L’idée que beaucoup d’hommes élèveraient à leur insu des enfants qui ne sont pas génétiquement les leurs a tout d’une légende urbaine, et ce, depuis un bon paquet de temps.
C’est un motif récurrent des séries et des talk-shows: le brave père de famille qui, après un test génétique, apprend que le ou les enfants qu’il élève depuis des années ne sont en réalité pas les siens.

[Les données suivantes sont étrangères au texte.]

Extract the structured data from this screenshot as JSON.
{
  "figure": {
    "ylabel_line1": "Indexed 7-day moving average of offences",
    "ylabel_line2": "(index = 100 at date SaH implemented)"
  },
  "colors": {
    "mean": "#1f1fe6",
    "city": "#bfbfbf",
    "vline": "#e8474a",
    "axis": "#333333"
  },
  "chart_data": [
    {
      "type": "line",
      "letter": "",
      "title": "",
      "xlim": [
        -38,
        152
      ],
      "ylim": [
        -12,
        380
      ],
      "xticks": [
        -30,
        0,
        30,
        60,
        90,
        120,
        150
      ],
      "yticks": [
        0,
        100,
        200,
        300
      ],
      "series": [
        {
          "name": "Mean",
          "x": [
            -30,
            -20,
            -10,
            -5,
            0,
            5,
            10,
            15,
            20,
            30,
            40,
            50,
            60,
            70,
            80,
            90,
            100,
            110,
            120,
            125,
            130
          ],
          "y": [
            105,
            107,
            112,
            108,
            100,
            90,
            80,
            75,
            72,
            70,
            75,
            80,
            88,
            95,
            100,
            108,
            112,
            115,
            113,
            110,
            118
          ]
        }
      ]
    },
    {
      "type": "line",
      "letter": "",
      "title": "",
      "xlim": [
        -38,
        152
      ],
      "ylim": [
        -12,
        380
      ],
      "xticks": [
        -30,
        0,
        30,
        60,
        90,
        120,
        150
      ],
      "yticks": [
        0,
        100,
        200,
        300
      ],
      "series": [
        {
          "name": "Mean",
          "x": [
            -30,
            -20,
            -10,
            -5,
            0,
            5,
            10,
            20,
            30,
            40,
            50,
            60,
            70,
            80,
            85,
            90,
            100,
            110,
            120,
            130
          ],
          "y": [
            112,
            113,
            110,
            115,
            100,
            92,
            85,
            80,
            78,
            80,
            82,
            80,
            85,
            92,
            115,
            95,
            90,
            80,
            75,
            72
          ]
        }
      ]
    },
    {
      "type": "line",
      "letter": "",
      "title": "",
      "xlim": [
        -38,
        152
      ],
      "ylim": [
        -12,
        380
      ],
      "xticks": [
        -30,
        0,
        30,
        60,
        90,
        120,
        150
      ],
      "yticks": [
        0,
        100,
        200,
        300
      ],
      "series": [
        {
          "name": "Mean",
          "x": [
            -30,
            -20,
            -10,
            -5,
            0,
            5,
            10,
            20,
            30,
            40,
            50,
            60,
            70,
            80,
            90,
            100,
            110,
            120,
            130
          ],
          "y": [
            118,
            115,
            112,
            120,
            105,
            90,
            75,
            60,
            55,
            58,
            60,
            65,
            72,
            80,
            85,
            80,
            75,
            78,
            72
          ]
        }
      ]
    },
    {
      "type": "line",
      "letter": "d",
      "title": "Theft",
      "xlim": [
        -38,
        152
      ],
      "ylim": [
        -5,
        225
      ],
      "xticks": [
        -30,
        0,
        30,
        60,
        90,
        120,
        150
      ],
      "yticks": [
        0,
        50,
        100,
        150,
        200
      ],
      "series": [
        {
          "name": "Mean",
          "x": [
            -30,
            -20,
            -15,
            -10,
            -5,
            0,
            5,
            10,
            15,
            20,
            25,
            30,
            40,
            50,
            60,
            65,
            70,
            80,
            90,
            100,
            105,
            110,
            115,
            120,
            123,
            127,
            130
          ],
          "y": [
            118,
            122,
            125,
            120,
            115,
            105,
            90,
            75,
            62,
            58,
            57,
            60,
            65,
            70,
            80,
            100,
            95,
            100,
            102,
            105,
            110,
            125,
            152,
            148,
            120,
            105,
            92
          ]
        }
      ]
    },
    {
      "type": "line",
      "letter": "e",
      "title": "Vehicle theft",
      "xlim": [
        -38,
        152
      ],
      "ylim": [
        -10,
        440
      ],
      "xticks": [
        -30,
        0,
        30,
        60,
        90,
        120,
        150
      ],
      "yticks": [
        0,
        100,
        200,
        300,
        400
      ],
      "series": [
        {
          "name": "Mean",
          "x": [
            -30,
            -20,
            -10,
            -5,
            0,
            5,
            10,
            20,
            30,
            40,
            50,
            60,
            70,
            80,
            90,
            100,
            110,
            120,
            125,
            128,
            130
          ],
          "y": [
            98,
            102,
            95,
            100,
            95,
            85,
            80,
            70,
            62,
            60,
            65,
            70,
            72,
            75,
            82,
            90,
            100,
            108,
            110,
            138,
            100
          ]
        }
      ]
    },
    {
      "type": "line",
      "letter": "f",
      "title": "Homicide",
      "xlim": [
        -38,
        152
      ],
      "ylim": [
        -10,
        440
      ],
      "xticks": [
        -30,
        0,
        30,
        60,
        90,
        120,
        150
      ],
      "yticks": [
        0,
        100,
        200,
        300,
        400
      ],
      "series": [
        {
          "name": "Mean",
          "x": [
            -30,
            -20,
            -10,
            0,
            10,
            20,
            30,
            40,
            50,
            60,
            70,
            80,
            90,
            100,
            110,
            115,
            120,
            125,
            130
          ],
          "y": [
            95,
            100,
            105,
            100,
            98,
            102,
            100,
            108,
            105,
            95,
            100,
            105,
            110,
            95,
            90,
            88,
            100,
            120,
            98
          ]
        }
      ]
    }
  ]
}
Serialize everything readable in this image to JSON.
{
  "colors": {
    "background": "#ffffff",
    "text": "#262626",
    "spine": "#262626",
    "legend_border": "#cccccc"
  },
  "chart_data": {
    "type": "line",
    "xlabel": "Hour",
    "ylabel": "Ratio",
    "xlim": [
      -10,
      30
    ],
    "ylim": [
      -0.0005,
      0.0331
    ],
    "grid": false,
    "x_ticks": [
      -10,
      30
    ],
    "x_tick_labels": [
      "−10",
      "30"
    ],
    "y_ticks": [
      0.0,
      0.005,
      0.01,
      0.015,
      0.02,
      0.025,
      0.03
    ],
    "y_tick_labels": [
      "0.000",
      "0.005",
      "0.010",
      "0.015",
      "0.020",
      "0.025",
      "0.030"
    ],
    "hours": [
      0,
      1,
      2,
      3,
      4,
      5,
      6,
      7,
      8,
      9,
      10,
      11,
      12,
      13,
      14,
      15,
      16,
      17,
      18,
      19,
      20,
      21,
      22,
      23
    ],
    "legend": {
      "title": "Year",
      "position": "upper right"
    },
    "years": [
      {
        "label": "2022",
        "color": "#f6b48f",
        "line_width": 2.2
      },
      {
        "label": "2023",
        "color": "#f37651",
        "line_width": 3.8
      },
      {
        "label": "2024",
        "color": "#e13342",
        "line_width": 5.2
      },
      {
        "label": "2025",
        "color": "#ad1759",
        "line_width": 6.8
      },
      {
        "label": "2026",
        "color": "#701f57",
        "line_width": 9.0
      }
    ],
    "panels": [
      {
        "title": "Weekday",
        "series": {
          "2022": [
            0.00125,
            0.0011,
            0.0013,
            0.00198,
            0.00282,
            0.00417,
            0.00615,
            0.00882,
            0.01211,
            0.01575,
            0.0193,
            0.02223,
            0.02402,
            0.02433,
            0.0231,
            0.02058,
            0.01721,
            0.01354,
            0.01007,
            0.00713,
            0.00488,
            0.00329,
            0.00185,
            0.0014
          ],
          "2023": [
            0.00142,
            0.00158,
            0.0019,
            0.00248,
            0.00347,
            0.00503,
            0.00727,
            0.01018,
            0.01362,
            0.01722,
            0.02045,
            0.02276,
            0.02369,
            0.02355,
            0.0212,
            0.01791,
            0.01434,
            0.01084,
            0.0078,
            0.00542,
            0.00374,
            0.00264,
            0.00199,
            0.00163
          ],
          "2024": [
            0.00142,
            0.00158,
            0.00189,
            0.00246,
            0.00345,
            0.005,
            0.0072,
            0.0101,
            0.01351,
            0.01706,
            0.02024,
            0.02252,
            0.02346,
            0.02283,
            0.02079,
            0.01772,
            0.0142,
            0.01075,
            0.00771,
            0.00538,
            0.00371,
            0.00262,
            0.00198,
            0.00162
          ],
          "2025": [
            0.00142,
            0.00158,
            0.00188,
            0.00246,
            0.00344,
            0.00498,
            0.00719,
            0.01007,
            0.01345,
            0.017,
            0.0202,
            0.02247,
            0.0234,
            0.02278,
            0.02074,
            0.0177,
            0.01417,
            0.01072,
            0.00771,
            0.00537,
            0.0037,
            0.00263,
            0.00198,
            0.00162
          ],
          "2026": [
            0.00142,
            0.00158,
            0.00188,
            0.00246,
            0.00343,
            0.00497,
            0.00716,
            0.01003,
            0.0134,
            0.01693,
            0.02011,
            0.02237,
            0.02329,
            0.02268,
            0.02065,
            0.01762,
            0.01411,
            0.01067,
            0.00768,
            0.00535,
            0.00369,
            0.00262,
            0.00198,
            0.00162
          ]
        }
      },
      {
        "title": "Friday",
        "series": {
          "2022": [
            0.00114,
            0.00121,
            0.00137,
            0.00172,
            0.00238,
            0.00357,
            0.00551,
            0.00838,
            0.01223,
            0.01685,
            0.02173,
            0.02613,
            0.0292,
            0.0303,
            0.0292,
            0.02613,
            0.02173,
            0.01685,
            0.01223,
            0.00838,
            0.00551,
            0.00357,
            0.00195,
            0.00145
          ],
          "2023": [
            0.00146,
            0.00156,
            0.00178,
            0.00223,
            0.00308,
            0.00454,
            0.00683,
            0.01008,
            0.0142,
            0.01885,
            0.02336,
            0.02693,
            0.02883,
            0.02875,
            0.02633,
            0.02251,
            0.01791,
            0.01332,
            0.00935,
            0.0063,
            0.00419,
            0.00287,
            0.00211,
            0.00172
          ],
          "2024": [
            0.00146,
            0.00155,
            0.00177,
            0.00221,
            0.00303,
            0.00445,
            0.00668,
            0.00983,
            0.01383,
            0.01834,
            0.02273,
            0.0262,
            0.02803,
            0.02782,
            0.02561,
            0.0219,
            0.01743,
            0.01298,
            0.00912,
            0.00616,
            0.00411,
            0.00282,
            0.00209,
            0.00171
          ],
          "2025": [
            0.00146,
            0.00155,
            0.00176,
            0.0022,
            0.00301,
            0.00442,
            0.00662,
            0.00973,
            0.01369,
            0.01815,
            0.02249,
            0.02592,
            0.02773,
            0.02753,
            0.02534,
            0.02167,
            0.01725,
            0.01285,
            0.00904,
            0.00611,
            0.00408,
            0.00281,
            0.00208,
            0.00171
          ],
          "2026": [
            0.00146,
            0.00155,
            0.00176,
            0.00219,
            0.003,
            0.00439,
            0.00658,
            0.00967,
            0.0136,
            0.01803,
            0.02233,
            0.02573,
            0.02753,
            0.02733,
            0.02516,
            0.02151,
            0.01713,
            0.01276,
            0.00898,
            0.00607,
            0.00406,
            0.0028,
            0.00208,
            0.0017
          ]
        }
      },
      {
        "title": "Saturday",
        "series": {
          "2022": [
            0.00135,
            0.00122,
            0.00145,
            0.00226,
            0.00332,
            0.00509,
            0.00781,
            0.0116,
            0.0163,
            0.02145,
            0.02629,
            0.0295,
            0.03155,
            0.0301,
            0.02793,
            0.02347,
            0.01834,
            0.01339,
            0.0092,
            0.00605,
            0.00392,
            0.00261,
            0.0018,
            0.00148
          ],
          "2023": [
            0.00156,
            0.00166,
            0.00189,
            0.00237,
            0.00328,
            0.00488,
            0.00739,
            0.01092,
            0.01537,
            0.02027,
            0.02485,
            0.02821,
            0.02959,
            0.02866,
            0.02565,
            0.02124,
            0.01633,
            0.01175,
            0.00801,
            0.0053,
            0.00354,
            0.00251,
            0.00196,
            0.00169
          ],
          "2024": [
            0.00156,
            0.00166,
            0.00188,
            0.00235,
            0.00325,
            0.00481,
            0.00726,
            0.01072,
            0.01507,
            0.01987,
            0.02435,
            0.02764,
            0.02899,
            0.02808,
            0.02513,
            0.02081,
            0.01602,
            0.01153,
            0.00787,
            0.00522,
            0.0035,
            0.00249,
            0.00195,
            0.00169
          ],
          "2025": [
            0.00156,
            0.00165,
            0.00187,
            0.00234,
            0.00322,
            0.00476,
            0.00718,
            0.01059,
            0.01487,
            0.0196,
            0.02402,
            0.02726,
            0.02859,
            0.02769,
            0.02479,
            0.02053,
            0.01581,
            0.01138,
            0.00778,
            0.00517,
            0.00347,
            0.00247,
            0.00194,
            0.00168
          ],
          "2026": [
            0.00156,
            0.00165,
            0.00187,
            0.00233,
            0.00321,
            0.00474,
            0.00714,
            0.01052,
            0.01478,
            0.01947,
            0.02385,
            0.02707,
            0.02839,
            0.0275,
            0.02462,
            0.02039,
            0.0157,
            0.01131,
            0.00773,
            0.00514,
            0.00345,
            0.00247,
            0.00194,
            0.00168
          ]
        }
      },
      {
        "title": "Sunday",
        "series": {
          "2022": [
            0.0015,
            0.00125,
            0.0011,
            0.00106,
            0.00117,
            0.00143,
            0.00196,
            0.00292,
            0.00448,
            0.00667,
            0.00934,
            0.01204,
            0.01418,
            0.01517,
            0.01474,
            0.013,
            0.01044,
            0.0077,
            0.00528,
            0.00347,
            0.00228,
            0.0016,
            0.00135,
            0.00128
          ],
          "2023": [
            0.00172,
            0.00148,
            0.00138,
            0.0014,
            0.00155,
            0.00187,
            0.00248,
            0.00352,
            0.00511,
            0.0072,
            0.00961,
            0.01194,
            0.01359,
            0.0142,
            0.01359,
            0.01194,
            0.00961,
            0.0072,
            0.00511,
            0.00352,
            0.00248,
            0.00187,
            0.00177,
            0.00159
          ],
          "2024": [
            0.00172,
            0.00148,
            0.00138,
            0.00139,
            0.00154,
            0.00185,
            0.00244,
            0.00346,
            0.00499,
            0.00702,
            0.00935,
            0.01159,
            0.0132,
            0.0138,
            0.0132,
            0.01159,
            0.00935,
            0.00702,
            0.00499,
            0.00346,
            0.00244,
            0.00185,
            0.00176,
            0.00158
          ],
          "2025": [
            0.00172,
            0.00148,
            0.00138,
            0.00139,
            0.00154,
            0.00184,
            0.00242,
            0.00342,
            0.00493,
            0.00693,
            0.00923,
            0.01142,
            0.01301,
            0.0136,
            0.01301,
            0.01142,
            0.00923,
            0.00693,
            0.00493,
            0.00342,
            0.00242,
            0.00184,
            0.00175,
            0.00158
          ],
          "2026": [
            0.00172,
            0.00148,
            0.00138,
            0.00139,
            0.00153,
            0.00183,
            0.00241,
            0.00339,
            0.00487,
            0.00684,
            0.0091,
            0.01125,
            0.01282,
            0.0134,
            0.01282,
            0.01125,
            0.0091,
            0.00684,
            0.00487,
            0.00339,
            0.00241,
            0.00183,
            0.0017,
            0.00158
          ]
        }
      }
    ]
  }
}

En général, la nouvelle relève de la colossale catastrophe et d’un ressort tragique tout aussi gigantesque.
De fait, le phénomène est très présent dans l’imaginaire collectif, et pour cause: d’un point de vue masculin, biologiquement parlant, c’est passablement affreux d’investir du temps, de l’énergie et des ressources pour s’assurer la survie de gènes qui ne sont pas les vôtres. Et le pire, c’est que ce risque semble tout à fait avéré. Chez des espèces monogames autres que la nôtre –des oiseaux, par exemple–, un enfant sur dix a été engendré lors d’une «copulation extérieure au couple». Une stratégie reproductive qui, théoriquement parlant, serait particulièrement bénéfique aux femelles. Quand on y ajoute la prévalence de l’adultère féminin au sein de notre espèce –entre 5 et 27% des individus âgés de moins de 30 ans– l’angoisse d’avoir été fait cocu au point d’élever les rejetons du facteur n’a visiblement rien d’exagérée.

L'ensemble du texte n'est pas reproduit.